Set mostly in downtown neighborhoods, the FYI channel's original series features four longtime Orlando residents and a chocolate Labrador named Marley. In eight hour-long episodes, they comb the streets for zombie-like residential wreckage, properties that sit vacant with disrepair and outdated features that reduce their value. They buy their find, transform it into eye candy and sell for profit by show's end.
"Our shared idea is to take the stupid out of the house," said cast member Keith Ori. "We take out all that is objectionable about a house and bring in the 'wow factor.'"
Wearing a jacket and jeans, he stands at a stylish Delaney Park house and describes its makeover.
Before the redo, filthy Versace dresses hung soaking wet under a leaking roof; the closet floor neared collapse; overgrown weeds enshrouded the pool screen; rotting food sat in the fridge, and it looked like a home for hoarders.
"These houses have nicknames and this one was 'The Party House' because it looked as though people had been partying," said Peter Duke, who lends his design skills to the team.
Beyond the new roof, flooring, kitchen and bathrooms, they installed travertine entry tiles, pocket lights, pool pavers, and railings with stainless cables. The first thing people see upon entering is a floating wall backlit by color-changing LED lights that play against a backdrop of stacked slate.
The three-bedroom house is about to hit the market for almost double the $339,000 Ori paid for it three months ago.
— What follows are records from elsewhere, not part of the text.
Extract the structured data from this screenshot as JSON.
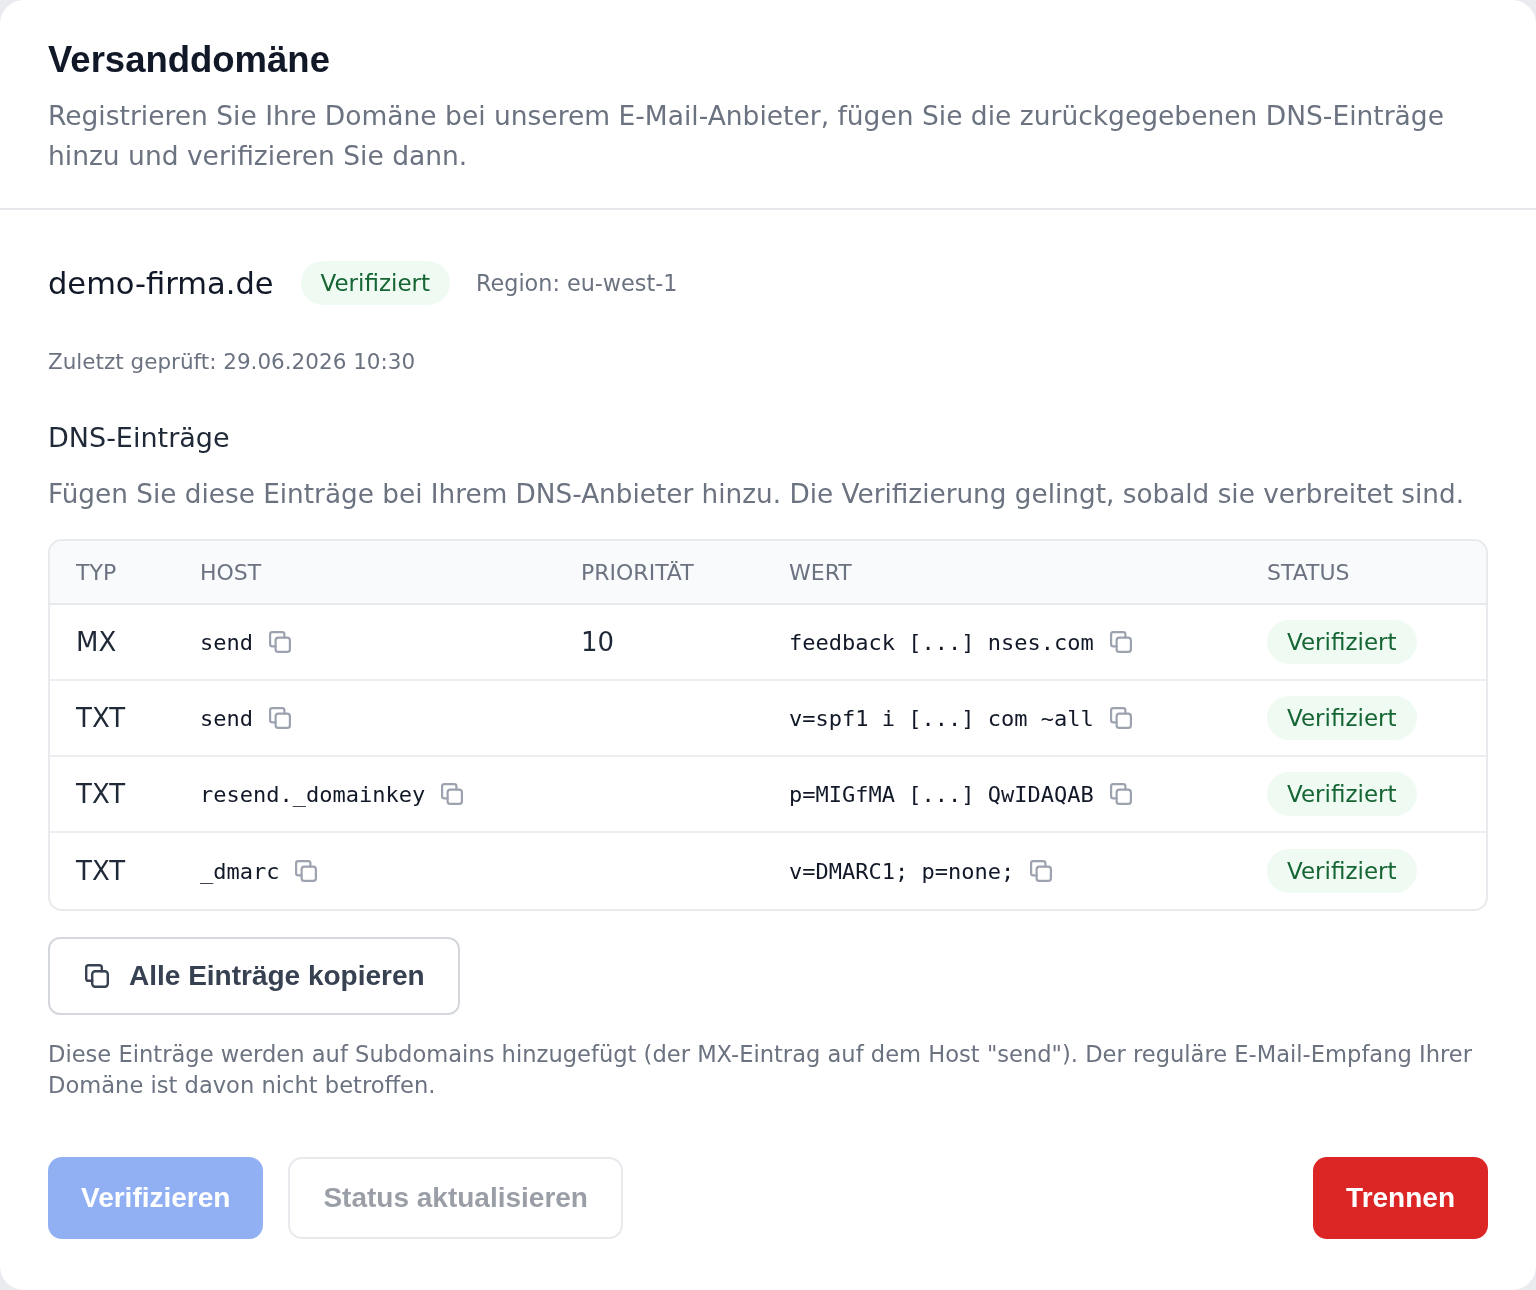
{
  "header": {
    "title": "Versanddomäne",
    "description": "Registrieren Sie Ihre Domäne bei unserem E-Mail-Anbieter, fügen Sie die zurückgegebenen DNS-Einträge hinzu und verifizieren Sie dann."
  },
  "domain": {
    "name": "demo-firma.de",
    "status": "Verifiziert",
    "region": "Region: eu-west-1",
    "last_checked": "Zuletzt geprüft: 29.06.2026 10:30"
  },
  "dns_section": {
    "title": "DNS-Einträge",
    "description": "Fügen Sie diese Einträge bei Ihrem DNS-Anbieter hinzu. Die Verifizierung gelingt, sobald sie verbreitet sind."
  },
  "table": {
    "columns": [
      "TYP",
      "HOST",
      "PRIORITÄT",
      "WERT",
      "STATUS"
    ],
    "rows": [
      {
        "type": "MX",
        "host": "send",
        "priority": "10",
        "value": "feedback [...] nses.com",
        "status": "Verifiziert"
      },
      {
        "type": "TXT",
        "host": "send",
        "value": "v=spf1 i [...] com ~all",
        "status": "Verifiziert"
      },
      {
        "type": "TXT",
        "host": "resend._domainkey",
        "value": "p=MIGfMA [...] QwIDAQAB",
        "status": "Verifiziert"
      },
      {
        "type": "TXT",
        "host": "_dmarc",
        "value": "v=DMARC1; p=none;",
        "status": "Verifiziert"
      }
    ]
  },
  "copy_all_button": {
    "label": "Alle Einträge kopieren"
  },
  "note": "Diese Einträge werden auf Subdomains hinzugefügt (der MX-Eintrag auf dem Host \"send\"). Der reguläre E-Mail-Empfang Ihrer Domäne ist davon nicht betroffen.",
  "actions": [
    {
      "label": "Verifizieren",
      "kind": "primary",
      "disabled": true
    },
    {
      "label": "Status aktualisieren",
      "kind": "secondary",
      "disabled": true
    },
    {
      "label": "Trennen",
      "kind": "danger",
      "disabled": false
    }
  ]
}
Collectively, the team has flipped hundreds of Orlando-area houses over the years. Their menu for a good zombie includes:
″ Neighborhoods where schools have high ratings and house prices are at least $180 a square foot
″ Houses with ample square footage are optimal but the team can expand – they recently more than doubled the size of a house near Boone High School
″ Avoiding houses built in the 1980s, because they tend to be wood-frame structures without adequate termite protection: "Those houses are like matchsticks," Ori said.
Zombie House Flipping isn't the first show about fast turnarounds of eyesore houses. And it's not even unique in showcasing a region that led the nation in foreclosures before recovery set in a few years ago – the films "99 Homes" and "Queen of Versailles" have peered into the realities of Orlando's boom-and-bust housing market.
But the cast says it's more fun than the other shows. Heck, it has a bandana-wearing dog.
"We're practically Scooby-Doo," said West Orange High School graduate Justin Stamper, 26. The blond, blue-eyed lead cast member started flipping houses when he was 19 and his family had just lost their home in foreclosure.
And even though other house-flipping shows have come along, producers of "Zombie" say their series drives to the heart of the country's wave of financially bankrupt properties. It focuses on one house per episode.
"The problem of zombie homes blighting neighborhoods across America is ripped from the headlines," said Gena McCarthy, senior vice president for FYI.
The back story of the zombie team is threaded with serendipity.
Four years ago, Ori posted an online ad for an industrial-style file cabinet online and met Duke; they struck up a friendship. About that same time, Ori was driving through Delaney Park and rolled down the window of his Chevy pickup to ask a pedestrian about a foreclosed house on the street. The guy on the street was Stamper.
Pilgrim Media Group tracked down Ashlee Casserly, the team's real estate agent, after seeing an Orlando Sentinel video of Stamper sledgehammering a wall in a 2014 for story about investors buying foreclosures. Stamper had placed a Craigslist ad marketing a redone house.
Zombie House Flipping airs Saturday at 10 p.m. on FYI, a division of A&E Networks.